Friday, June 29, 2012

My own diamond jubilee celebration...

So now that my son has finished with his exams, attended prom and has graduated from high school, I was teasingly reminded by my significant other half this week that we can now focus on my own diamond jubiliee - my fiftieth birthday which is still ten months away.  Although it sounds weird that I would even want to ackowledge this birthday, once we bought tickets for a show in Las Vegas for next December, I started thinking that going to Las Vegas would be the beginning of my birthday celebrations.   I have a goal of losing ten pounds by then and have my hair reach the middle of my back by the time of the concert. I figure if I haven't grown my hair that long before in my life, now is the time....So now I'm thinking what else do I need to do to mark this celebration?  I was reminded of this when I received my Nordstroms Fall sale catalogue in the mail, and I thought as I looked at all the new fashions - what is appropriate to wear at this age?  Everything in the catalogue seemed so youth oriented.  I also started thinking about women out there in the public forum.. I would love to take a bit from each of them to become the best I could be..So these were my thoughts this week as I focus on the new milestone several months away.. I look forward to this birthday and all the new ideas, inspirations, goals this year will bring... 

Wednesday, April 11, 2012

Turning 18

Today I become the mother of an adult as my only child turns 18. Like all mothers I will always regard him as my baby, but for quite some time now he's been changing both physically and mentally into an adult. As I watch him and his girlfriend interact, I come to realize that in the next few years as he makes his way into the world he won't need my support as much as he does with his mate next to him.
My son turning 18 is one of the reasons I called my blog "Restructuring Michele" because I have to change as he becomes an adult. Our duty as parents is to raise our children so that we can eventually let them go to live their lives successfully. Then we become the empty nesters to continue our own lives.
As I watch my son change I become so thrilled for him knowing he has every possibility of the world in front of him, and in a way so do I.

Monday, April 9, 2012

Restructuring = Changing, Updating, Reinventing one's life......

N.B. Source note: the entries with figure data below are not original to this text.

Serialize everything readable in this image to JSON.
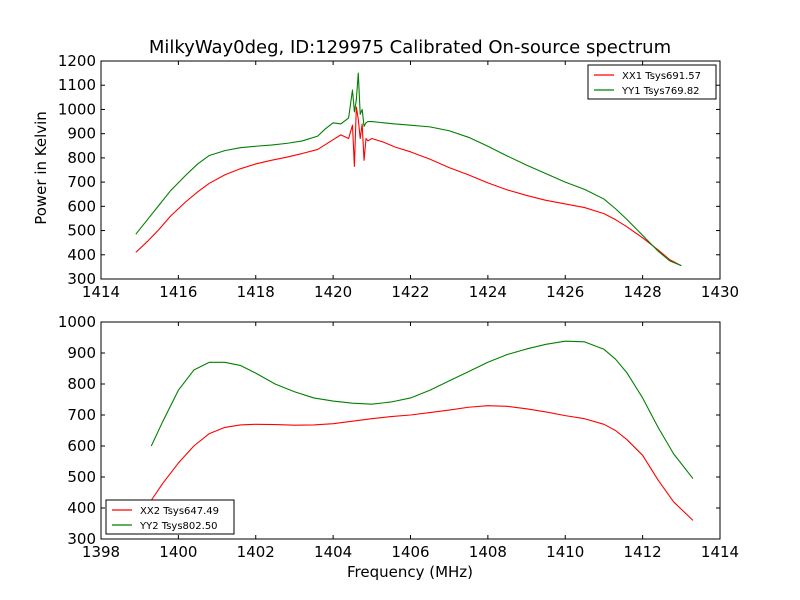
{
  "colors": {
    "XX": "#ff0000",
    "YY": "#008000",
    "frame": "#000000",
    "background": "#ffffff"
  },
  "chart_data": [
    {
      "type": "line",
      "title": "MilkyWay0deg, ID:129975 Calibrated On-source spectrum",
      "xlabel": "",
      "ylabel": "Power in Kelvin",
      "xlim": [
        1414,
        1430
      ],
      "ylim": [
        300,
        1200
      ],
      "xticks": [
        1414,
        1416,
        1418,
        1420,
        1422,
        1424,
        1426,
        1428,
        1430
      ],
      "yticks": [
        300,
        400,
        500,
        600,
        700,
        800,
        900,
        1000,
        1100,
        1200
      ],
      "legend_position": "upper-right",
      "series": [
        {
          "name": "XX1 Tsys691.57",
          "color": "#ff0000",
          "x": [
            1414.9,
            1415.2,
            1415.5,
            1415.8,
            1416.2,
            1416.5,
            1416.8,
            1417.2,
            1417.6,
            1418.0,
            1418.4,
            1418.8,
            1419.2,
            1419.6,
            1419.8,
            1420.0,
            1420.2,
            1420.4,
            1420.5,
            1420.55,
            1420.6,
            1420.65,
            1420.7,
            1420.75,
            1420.8,
            1420.85,
            1420.9,
            1421.0,
            1421.3,
            1421.6,
            1422.0,
            1422.5,
            1423.0,
            1423.5,
            1424.0,
            1424.5,
            1425.0,
            1425.5,
            1426.0,
            1426.5,
            1427.0,
            1427.3,
            1427.6,
            1428.0,
            1428.4,
            1428.7,
            1429.0
          ],
          "y": [
            410,
            455,
            505,
            560,
            620,
            660,
            695,
            730,
            755,
            775,
            790,
            803,
            818,
            835,
            855,
            875,
            895,
            880,
            935,
            765,
            1010,
            960,
            880,
            940,
            790,
            880,
            870,
            880,
            865,
            845,
            825,
            795,
            760,
            730,
            697,
            668,
            645,
            625,
            610,
            595,
            570,
            545,
            515,
            470,
            420,
            380,
            355
          ]
        },
        {
          "name": "YY1 Tsys769.82",
          "color": "#008000",
          "x": [
            1414.9,
            1415.2,
            1415.5,
            1415.8,
            1416.2,
            1416.5,
            1416.8,
            1417.2,
            1417.6,
            1418.0,
            1418.4,
            1418.8,
            1419.2,
            1419.6,
            1419.8,
            1420.0,
            1420.2,
            1420.4,
            1420.5,
            1420.55,
            1420.6,
            1420.65,
            1420.7,
            1420.75,
            1420.8,
            1420.85,
            1420.9,
            1421.0,
            1421.3,
            1421.6,
            1422.0,
            1422.5,
            1423.0,
            1423.5,
            1424.0,
            1424.5,
            1425.0,
            1425.5,
            1426.0,
            1426.5,
            1427.0,
            1427.3,
            1427.6,
            1428.0,
            1428.4,
            1428.7,
            1429.0
          ],
          "y": [
            485,
            545,
            605,
            665,
            730,
            775,
            810,
            830,
            842,
            848,
            853,
            860,
            870,
            890,
            920,
            945,
            940,
            965,
            1080,
            990,
            1040,
            1150,
            980,
            1000,
            930,
            945,
            950,
            950,
            945,
            940,
            935,
            928,
            912,
            885,
            848,
            808,
            770,
            735,
            700,
            670,
            630,
            590,
            545,
            480,
            415,
            375,
            355
          ]
        }
      ]
    },
    {
      "type": "line",
      "title": "",
      "xlabel": "Frequency (MHz)",
      "ylabel": "",
      "xlim": [
        1398,
        1414
      ],
      "ylim": [
        300,
        1000
      ],
      "xticks": [
        1398,
        1400,
        1402,
        1404,
        1406,
        1408,
        1410,
        1412,
        1414
      ],
      "yticks": [
        300,
        400,
        500,
        600,
        700,
        800,
        900,
        1000
      ],
      "legend_position": "lower-left",
      "series": [
        {
          "name": "XX2 Tsys647.49",
          "color": "#ff0000",
          "x": [
            1399.3,
            1399.6,
            1400.0,
            1400.4,
            1400.8,
            1401.2,
            1401.6,
            1402.0,
            1402.5,
            1403.0,
            1403.5,
            1404.0,
            1404.5,
            1405.0,
            1405.5,
            1406.0,
            1406.5,
            1407.0,
            1407.5,
            1408.0,
            1408.5,
            1409.0,
            1409.5,
            1410.0,
            1410.5,
            1411.0,
            1411.3,
            1411.6,
            1412.0,
            1412.4,
            1412.8,
            1413.3
          ],
          "y": [
            425,
            480,
            545,
            600,
            640,
            660,
            668,
            670,
            669,
            667,
            668,
            672,
            680,
            688,
            695,
            700,
            708,
            716,
            725,
            730,
            728,
            720,
            710,
            698,
            688,
            670,
            650,
            620,
            570,
            490,
            420,
            360
          ]
        },
        {
          "name": "YY2 Tsys802.50",
          "color": "#008000",
          "x": [
            1399.3,
            1399.6,
            1400.0,
            1400.4,
            1400.8,
            1401.2,
            1401.6,
            1402.0,
            1402.5,
            1403.0,
            1403.5,
            1404.0,
            1404.5,
            1405.0,
            1405.5,
            1406.0,
            1406.5,
            1407.0,
            1407.5,
            1408.0,
            1408.5,
            1409.0,
            1409.5,
            1410.0,
            1410.5,
            1411.0,
            1411.3,
            1411.6,
            1412.0,
            1412.4,
            1412.8,
            1413.3
          ],
          "y": [
            600,
            680,
            780,
            845,
            870,
            870,
            860,
            835,
            800,
            775,
            755,
            745,
            738,
            735,
            742,
            755,
            780,
            810,
            840,
            870,
            895,
            913,
            928,
            938,
            936,
            912,
            880,
            835,
            755,
            660,
            575,
            495
          ]
        }
      ]
    }
  ]
}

Blogging always intrigued me, but I had to find something I would enjoy continuously writing about before I would commit to one. My goal was to have blog that readers would find enjoyabe enough to keep coming back to. Until last week I had a few passing ideas, but nothing I found too enticing. But last Friday as I drove home after being laid off from my company of the last fifteen years, the idea of this blog popped into my mind and just kept growing. I was now joining thousands of Americans who are unexpectedly faced with restructuring their lives. It's not just the resume that needs updating, I now have to figure out a new schedule for my day. I have to go in and restructure my budget and savings plan. Not only that, but skirts and high heels don't just fit into my daily dress code now, so those closets need updating too.

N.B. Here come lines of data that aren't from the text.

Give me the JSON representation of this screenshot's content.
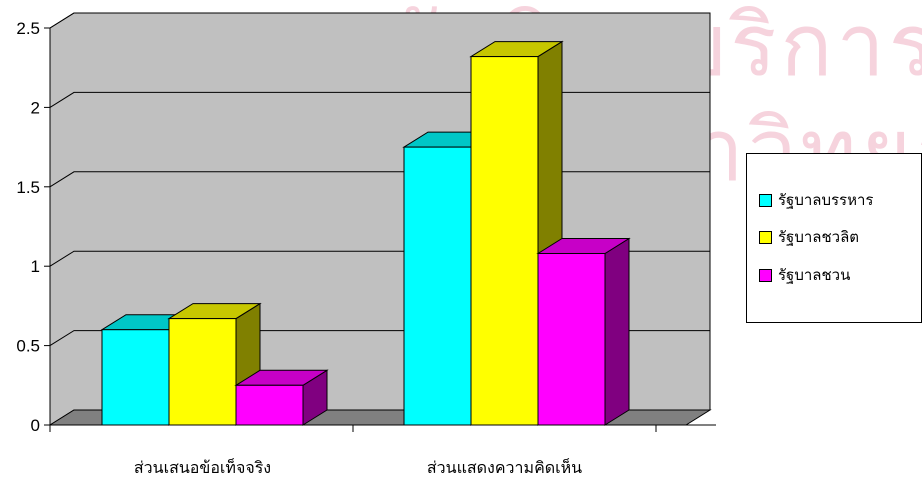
{
  "watermark": {
    "line1": "สถาบันวิทยบริการ",
    "line2": "จุฬาลงกรณ์มหาวิทยาลัย"
  },
  "colors": {
    "wall": "#c0c0c0",
    "floor": "#808080",
    "watermark": "#f6d3dd"
  },
  "chart_data": {
    "type": "bar",
    "style": "3d-clustered-column",
    "categories": [
      "ส่วนเสนอข้อเท็จจริง",
      "ส่วนแสดงความคิดเห็น"
    ],
    "series": [
      {
        "name": "รัฐบาลบรรหาร",
        "values": [
          0.6,
          1.75
        ],
        "color": "#00ffff"
      },
      {
        "name": "รัฐบาลชวลิต",
        "values": [
          0.67,
          2.32
        ],
        "color": "#ffff00"
      },
      {
        "name": "รัฐบาลชวน",
        "values": [
          0.25,
          1.08
        ],
        "color": "#ff00ff"
      }
    ],
    "ylim": [
      0,
      2.5
    ],
    "yticks": [
      "0",
      "0.5",
      "1",
      "1.5",
      "2",
      "2.5"
    ],
    "grid": true,
    "legend": "right",
    "title": "",
    "xlabel": "",
    "ylabel": ""
  }
}
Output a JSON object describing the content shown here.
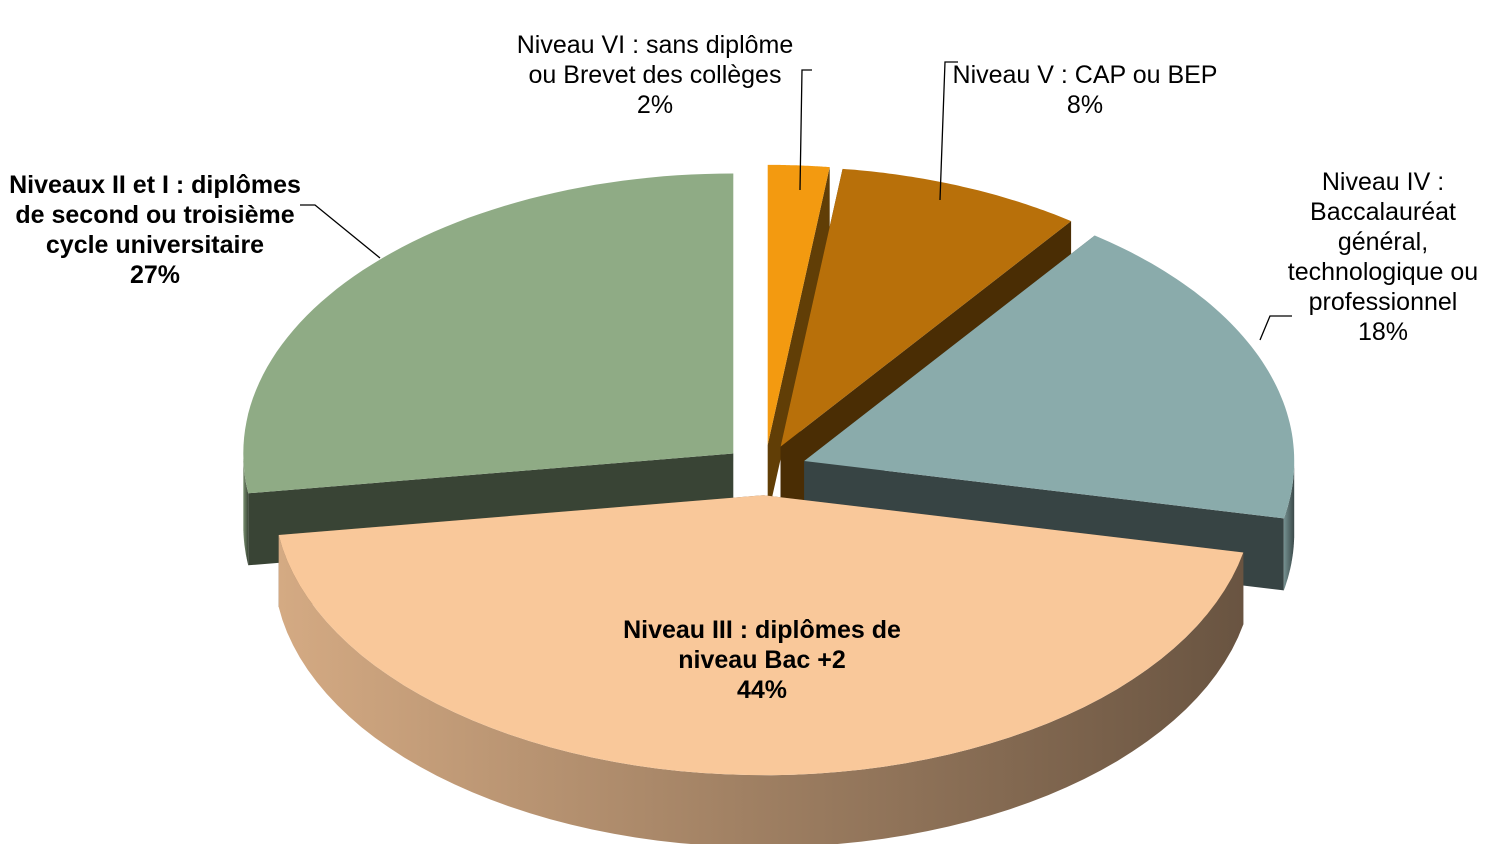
{
  "chart_data": {
    "type": "pie",
    "categories": [
      "Niveau VI : sans diplôme ou Brevet des collèges",
      "Niveau V : CAP ou BEP",
      "Niveau IV : Baccalauréat général, technologique ou professionnel",
      "Niveau III : diplômes de niveau Bac +2",
      "Niveaux II et I : diplômes de second ou troisième cycle universitaire"
    ],
    "values": [
      2,
      8,
      18,
      44,
      27
    ],
    "value_labels": [
      "2%",
      "8%",
      "18%",
      "44%",
      "27%"
    ],
    "colors": [
      "#f39a10",
      "#b8700a",
      "#8aabab",
      "#f9c89a",
      "#8fab85"
    ]
  }
}
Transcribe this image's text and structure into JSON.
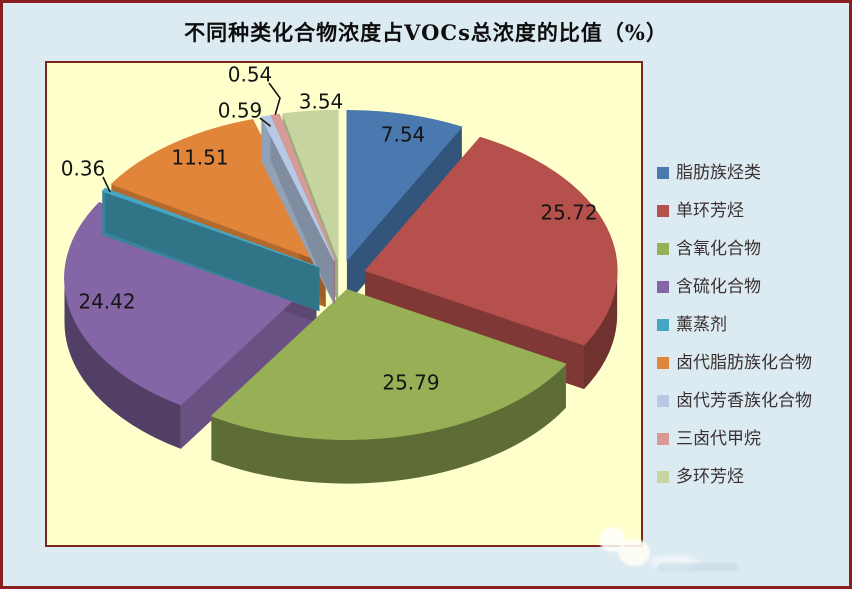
{
  "chart_data": {
    "type": "pie",
    "style": "3d-exploded-pie",
    "title": "不同种类化合物浓度占VOCs总浓度的比值（%）",
    "unit": "%",
    "legend_position": "right",
    "categories": [
      "脂肪族烃类",
      "单环芳烃",
      "含氧化合物",
      "含硫化合物",
      "薰蒸剂",
      "卤代脂肪族化合物",
      "卤代芳香族化合物",
      "三卤代甲烷",
      "多环芳烃"
    ],
    "values": [
      7.54,
      25.72,
      25.79,
      24.42,
      0.36,
      11.51,
      0.59,
      0.54,
      3.54
    ],
    "labels": [
      "7.54",
      "25.72",
      "25.79",
      "24.42",
      "0.36",
      "11.51",
      "0.59",
      "0.54",
      "3.54"
    ],
    "colors": [
      "#4a79b0",
      "#b5504c",
      "#97b055",
      "#8465a5",
      "#46a6c2",
      "#e08539",
      "#b7c9e4",
      "#d89a96",
      "#c6d5a0"
    ]
  },
  "theme": {
    "page_background": "#dcebf2",
    "outer_border": "#8b1f1f",
    "plot_background": "#ffffcc",
    "plot_border": "#7e2222",
    "title_color": "#0d0d0d",
    "label_color": "#151515",
    "legend_text_color": "#3a3030",
    "leader_line_color": "#141414"
  }
}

For some reason I find enoyment in this new adventure I am about to embark on. I truly understand that others in my situation may not feel the same as I, but if I could bring a small but brief smile on a reader's face and cheer them up for a second, than I would be happy.

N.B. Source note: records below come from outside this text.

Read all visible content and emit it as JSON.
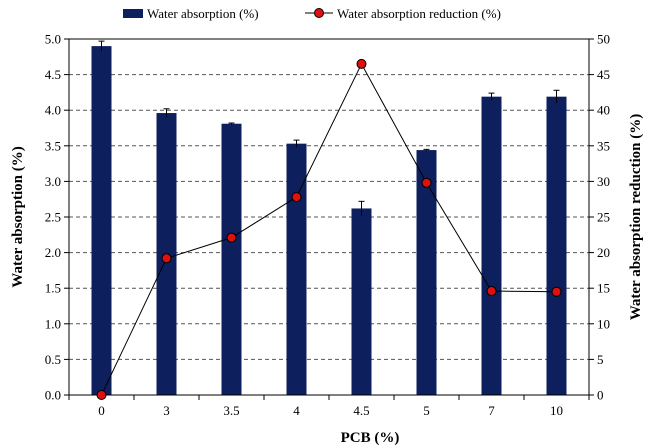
{
  "chart_data": {
    "type": "bar",
    "categories": [
      "0",
      "3",
      "3.5",
      "4",
      "4.5",
      "5",
      "7",
      "10"
    ],
    "series": [
      {
        "name": "Water absorption  (%)",
        "type": "bar",
        "axis": "left",
        "values": [
          4.9,
          3.96,
          3.81,
          3.53,
          2.62,
          3.44,
          4.19,
          4.19
        ],
        "errors": [
          0.07,
          0.06,
          0.01,
          0.05,
          0.1,
          0.01,
          0.05,
          0.09
        ]
      },
      {
        "name": "Water absorption reduction (%)",
        "type": "line",
        "axis": "right",
        "values": [
          0,
          19.2,
          22.1,
          27.8,
          46.5,
          29.8,
          14.6,
          14.5
        ]
      }
    ],
    "xlabel": "PCB (%)",
    "ylabel": "Water absorption  (%)",
    "y2label": "Water absorption  reduction (%)",
    "ylim": [
      0,
      5
    ],
    "y2lim": [
      0,
      50
    ],
    "yticks": [
      "0.0",
      "0.5",
      "1.0",
      "1.5",
      "2.0",
      "2.5",
      "3.0",
      "3.5",
      "4.0",
      "4.5",
      "5.0"
    ],
    "y2ticks": [
      "0",
      "5",
      "10",
      "15",
      "20",
      "25",
      "30",
      "35",
      "40",
      "45",
      "50"
    ],
    "grid": "horizontal dashed",
    "legend": "top",
    "colors": {
      "bar": "#0d1f5c",
      "marker": "#e01010",
      "line": "#000000",
      "grid": "#555555"
    }
  }
}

In the midst of these changes, I am preparing to become an empty nester as my only child leaves for college this Fall. If that's not need for restructure than I don't now what is. In addition as I send my son off to college, I am starting the preparations of moving house from my apartment to living with my boyfriend. We don't have the moving date, but this move calls for me to re-evaluate all I own that I would keep or give away since I am going to an already full furnished home.